SQL> select count(*) from another_table
2 /
COUNT(*)
----------
0
1 rij is geselecteerd.
SQL> set timing on
SQL> insert /*+ append */ into another_table select * from one_table
2 /
800000 rijen zijn aangemaakt.
Verstreken: 00:00:04.76
You mention that this operation takes 35 minutes in your case. Can you post some more details, so we can see what exactly is taking 35 minutes?
Regards,
Rob.
I would agree with Rob. Insert into () select is the fastest way to do this.
What exactly do you need to do? If you're trying to do a table rename by copying to a new table and then deleting the old, you might be better off doing a table rename:
alter table
table
rename to
someothertable;
INSERT INTO SELECT is the fastest way to do it.
If possible/necessary, disable all indexes on the target table first.
If you have no existing data in the target table, you can also try CREATE AS SELECT.

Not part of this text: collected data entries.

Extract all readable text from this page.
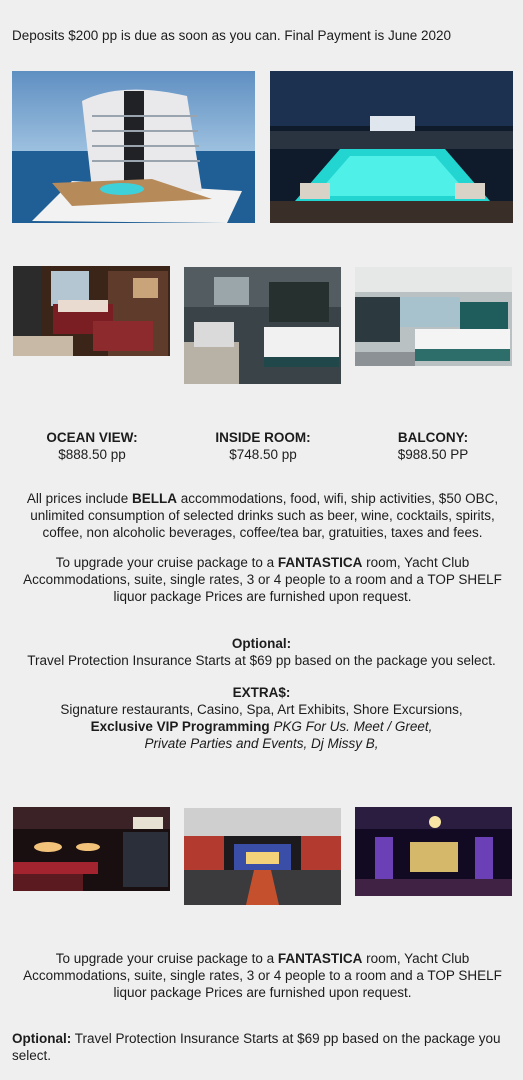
Deposits $200 pp is due as soon as you can. Final Payment is June 2020

OCEAN VIEW:
$888.50 pp
INSIDE ROOM:
$748.50 pp
BALCONY:
$988.50 PP

All prices include BELLA accommodations, food, wifi, ship activities, $50 OBC, unlimited consumption of selected drinks such as beer, wine, cocktails, spirits, coffee, non alcoholic beverages, coffee/tea bar, gratuities, taxes and fees.

To upgrade your cruise package to a FANTASTICA room, Yacht Club Accommodations, suite, single rates, 3 or 4 people to a room and a TOP SHELF liquor package Prices are furnished upon request.

Optional:
Travel Protection Insurance Starts at $69 pp based on the package you select.
EXTRA$:
Signature restaurants, Casino, Spa, Art Exhibits, Shore Excursions,
Exclusive VIP Programming PKG For Us. Meet / Greet,
Private Parties and Events, Dj Missy B,

To upgrade your cruise package to a FANTASTICA room, Yacht Club Accommodations, suite, single rates, 3 or 4 people to a room and a TOP SHELF liquor package Prices are furnished upon request.

Optional: Travel Protection Insurance Starts at $69 pp based on the package you select.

As with the above, I would recommend the Insert INTO ... AS select .... or CREATE TABLE ... AS SELECT ... as the fastest way to copy a large volume of data between two tables.

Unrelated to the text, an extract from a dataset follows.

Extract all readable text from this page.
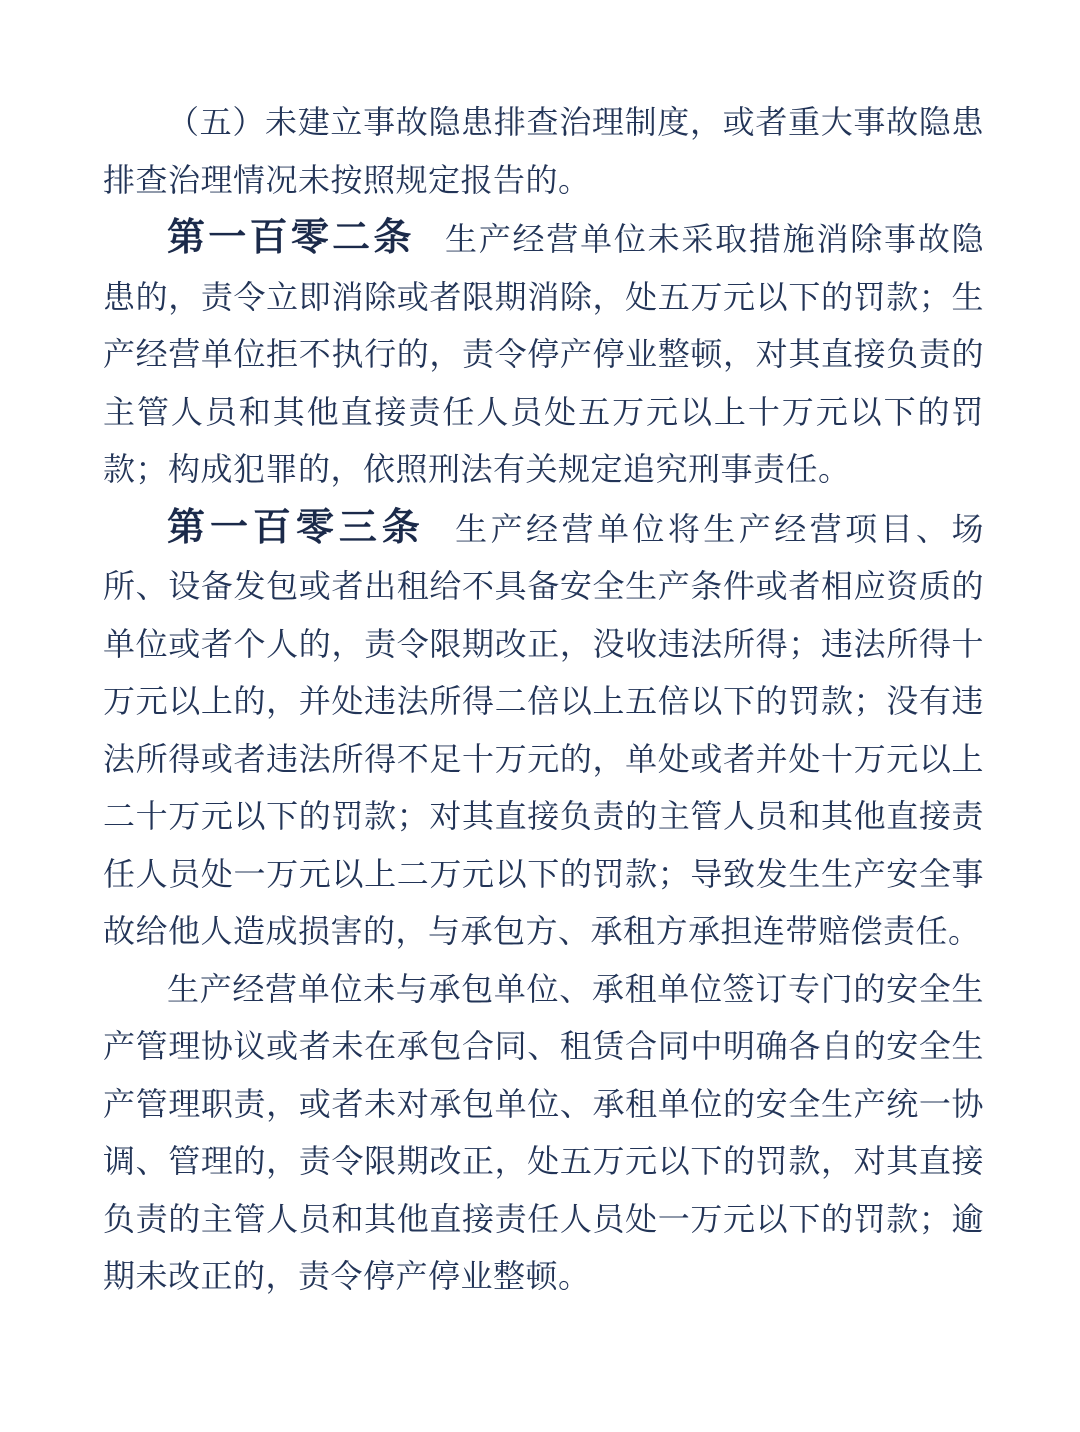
（五）未建立事故隐患排查治理制度，或者重大事故隐患排查治理情况未按照规定报告的。

第一百零二条 生产经营单位未采取措施消除事故隐患的，责令立即消除或者限期消除，处五万元以下的罚款；生产经营单位拒不执行的，责令停产停业整顿，对其直接负责的主管人员和其他直接责任人员处五万元以上十万元以下的罚款；构成犯罪的，依照刑法有关规定追究刑事责任。

第一百零三条 生产经营单位将生产经营项目、场所、设备发包或者出租给不具备安全生产条件或者相应资质的单位或者个人的，责令限期改正，没收违法所得；违法所得十万元以上的，并处违法所得二倍以上五倍以下的罚款；没有违法所得或者违法所得不足十万元的，单处或者并处十万元以上二十万元以下的罚款；对其直接负责的主管人员和其他直接责任人员处一万元以上二万元以下的罚款；导致发生生产安全事故给他人造成损害的，与承包方、承租方承担连带赔偿责任。

生产经营单位未与承包单位、承租单位签订专门的安全生产管理协议或者未在承包合同、租赁合同中明确各自的安全生产管理职责，或者未对承包单位、承租单位的安全生产统一协调、管理的，责令限期改正，处五万元以下的罚款，对其直接负责的主管人员和其他直接责任人员处一万元以下的罚款；逾期未改正的，责令停产停业整顿。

You want to look up the direct-load insert in your oracle documentation. This adds two items to your statements: parallel and nologging. Repeat the tests but do the following:
CREATE TABLE Table2 AS SELECT * FROM Table1 where 1=2;
ALTER TABLE Table2 NOLOGGING;
ALTER TABLE TABLE2 PARALLEL (10);
ALTER TABLE TABLE1 PARALLEL (10);
ALTER SESSION ENABLE PARALLEL DML;
INSERT INTO TABLE2 SELECT * FROM Table 1;
COMMIT;
ALTER TABLE 2 LOGGING:
This turns off the rollback logging for inserts into the table. If the system crashes, there's not recovery and you can't do a rollback on the transaction. The PARALLEL uses N worker thread to copy the data in blocks. You'll have to experiment with the number of parallel worker threads to get best results on your system.
Is the table you are copying to the same structure as the other table? Does it have data or are you creating a new one? Can you use exp/imp? Exp can be give a query to limit what it exports and then imported into the db. What is the total size of the table you are copying from? If you are copying most of the data from one table to a second, can you instead copy the full table using exp/imp and then remove the unwanted rows which would be less than copying.
try to drop all indexes/constraints on your destination table and then re-create them after data load.
use /*+NOLOGGING*/ hint in case you use NOARCHIVELOG mode, or consider to do the backup right after the operation.